Determining whether or not SQLite is in a transaction is more
difficult than it sounds.  Consider a case where you have a 
main database and an attached database:

    ATTACH DATABASE 'aux.db' AS aux;

Then you do a statement like the following that contains
a user-defined function:

   INSERT INTO table1 SELECT user_function(x) FROM table2;

Because this is an INSERT statement, SQLite automatically
starts a transaction on the main database but not on the
aux database.  It would have also started a transaction on
the aux database had the aux database been used, but aux
is not being used so it leaves it alone.  Suppose the 
implementation of user_function() calls the routine that
asks whether or not SQLite is within a transaction.  On
database is, the other is not.  What does the API return?

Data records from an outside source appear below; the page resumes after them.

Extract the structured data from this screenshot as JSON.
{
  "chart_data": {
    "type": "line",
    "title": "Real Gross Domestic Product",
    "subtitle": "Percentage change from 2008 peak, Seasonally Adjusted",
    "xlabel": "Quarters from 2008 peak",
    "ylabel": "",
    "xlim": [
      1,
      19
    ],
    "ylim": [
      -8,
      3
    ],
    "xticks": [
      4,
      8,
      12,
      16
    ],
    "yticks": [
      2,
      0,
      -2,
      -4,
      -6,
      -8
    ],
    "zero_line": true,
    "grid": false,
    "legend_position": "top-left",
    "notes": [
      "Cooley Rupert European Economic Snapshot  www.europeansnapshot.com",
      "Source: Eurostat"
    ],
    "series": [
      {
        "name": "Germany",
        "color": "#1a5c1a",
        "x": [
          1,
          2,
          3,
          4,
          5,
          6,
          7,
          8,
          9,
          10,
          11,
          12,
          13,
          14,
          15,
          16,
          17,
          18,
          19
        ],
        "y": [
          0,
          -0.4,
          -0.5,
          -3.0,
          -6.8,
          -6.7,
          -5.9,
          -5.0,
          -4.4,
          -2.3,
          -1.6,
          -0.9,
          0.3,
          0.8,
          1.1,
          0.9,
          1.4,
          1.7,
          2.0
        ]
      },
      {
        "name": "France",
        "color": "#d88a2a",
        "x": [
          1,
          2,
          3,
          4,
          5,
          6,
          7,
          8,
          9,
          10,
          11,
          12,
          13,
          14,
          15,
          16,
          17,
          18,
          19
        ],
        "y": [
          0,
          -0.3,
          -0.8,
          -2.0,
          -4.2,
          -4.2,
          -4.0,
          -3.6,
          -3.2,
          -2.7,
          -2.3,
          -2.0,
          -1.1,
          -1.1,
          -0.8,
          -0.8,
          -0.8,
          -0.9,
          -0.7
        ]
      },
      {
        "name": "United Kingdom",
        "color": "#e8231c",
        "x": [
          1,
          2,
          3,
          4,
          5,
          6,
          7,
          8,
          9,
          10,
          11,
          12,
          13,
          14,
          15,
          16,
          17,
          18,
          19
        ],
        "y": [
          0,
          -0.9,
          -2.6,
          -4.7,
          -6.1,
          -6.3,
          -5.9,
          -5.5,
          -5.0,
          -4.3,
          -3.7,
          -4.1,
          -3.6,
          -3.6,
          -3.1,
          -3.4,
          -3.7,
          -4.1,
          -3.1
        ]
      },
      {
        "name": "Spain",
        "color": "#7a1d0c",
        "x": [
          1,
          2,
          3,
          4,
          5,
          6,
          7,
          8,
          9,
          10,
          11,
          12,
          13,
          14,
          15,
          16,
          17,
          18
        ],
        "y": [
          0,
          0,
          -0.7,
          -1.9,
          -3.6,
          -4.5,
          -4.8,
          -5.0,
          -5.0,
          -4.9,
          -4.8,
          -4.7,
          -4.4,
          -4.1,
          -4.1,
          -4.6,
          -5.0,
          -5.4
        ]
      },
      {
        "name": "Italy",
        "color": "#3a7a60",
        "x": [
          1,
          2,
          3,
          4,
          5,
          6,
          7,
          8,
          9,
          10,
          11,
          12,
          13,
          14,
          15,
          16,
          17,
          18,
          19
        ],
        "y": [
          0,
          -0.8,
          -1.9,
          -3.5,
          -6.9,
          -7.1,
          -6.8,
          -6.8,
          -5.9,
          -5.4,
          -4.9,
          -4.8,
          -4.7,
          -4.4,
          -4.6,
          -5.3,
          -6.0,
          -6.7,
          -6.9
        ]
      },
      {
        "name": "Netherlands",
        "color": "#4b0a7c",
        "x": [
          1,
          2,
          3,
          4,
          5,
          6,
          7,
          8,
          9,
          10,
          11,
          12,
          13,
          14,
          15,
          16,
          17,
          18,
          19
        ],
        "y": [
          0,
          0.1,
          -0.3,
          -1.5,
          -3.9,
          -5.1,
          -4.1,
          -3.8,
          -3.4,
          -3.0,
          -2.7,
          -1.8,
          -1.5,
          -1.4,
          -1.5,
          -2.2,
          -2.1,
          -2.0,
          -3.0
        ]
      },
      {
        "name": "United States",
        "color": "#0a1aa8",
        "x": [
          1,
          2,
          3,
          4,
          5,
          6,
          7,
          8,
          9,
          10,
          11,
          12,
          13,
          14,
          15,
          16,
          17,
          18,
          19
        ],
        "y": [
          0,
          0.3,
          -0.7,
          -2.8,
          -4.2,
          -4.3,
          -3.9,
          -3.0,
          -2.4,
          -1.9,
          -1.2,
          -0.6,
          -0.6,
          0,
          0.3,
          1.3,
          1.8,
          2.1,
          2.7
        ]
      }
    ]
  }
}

Let's dig further.  Issuing a BEGIN statement does not
start a transaction by itself.  BEGIN just signals to
SQLite to not do an autocommit.  The transaction does not
start until you do some other statement that requires the
transaction.  So we have:

    -- not in a transaction
   BEGIN;
    -- not in a transaction
   INSERT INTO table1 VALUES(1);
    -- in a transaction
   COMMIT;
    -- not in a transaction

On the other hand, BEGIN IMMEDIATE starts the transaction
right away rather than waiting for the first statement that
needs the transaction.

So the question of whether or not SQLite is within a transaction
is not as clear-cut as one would think at first.

Question:  Might it be that you really want to know if
SQLite is in auto-commit mode or not?  That is a very different
thing and is a much easier question to answer.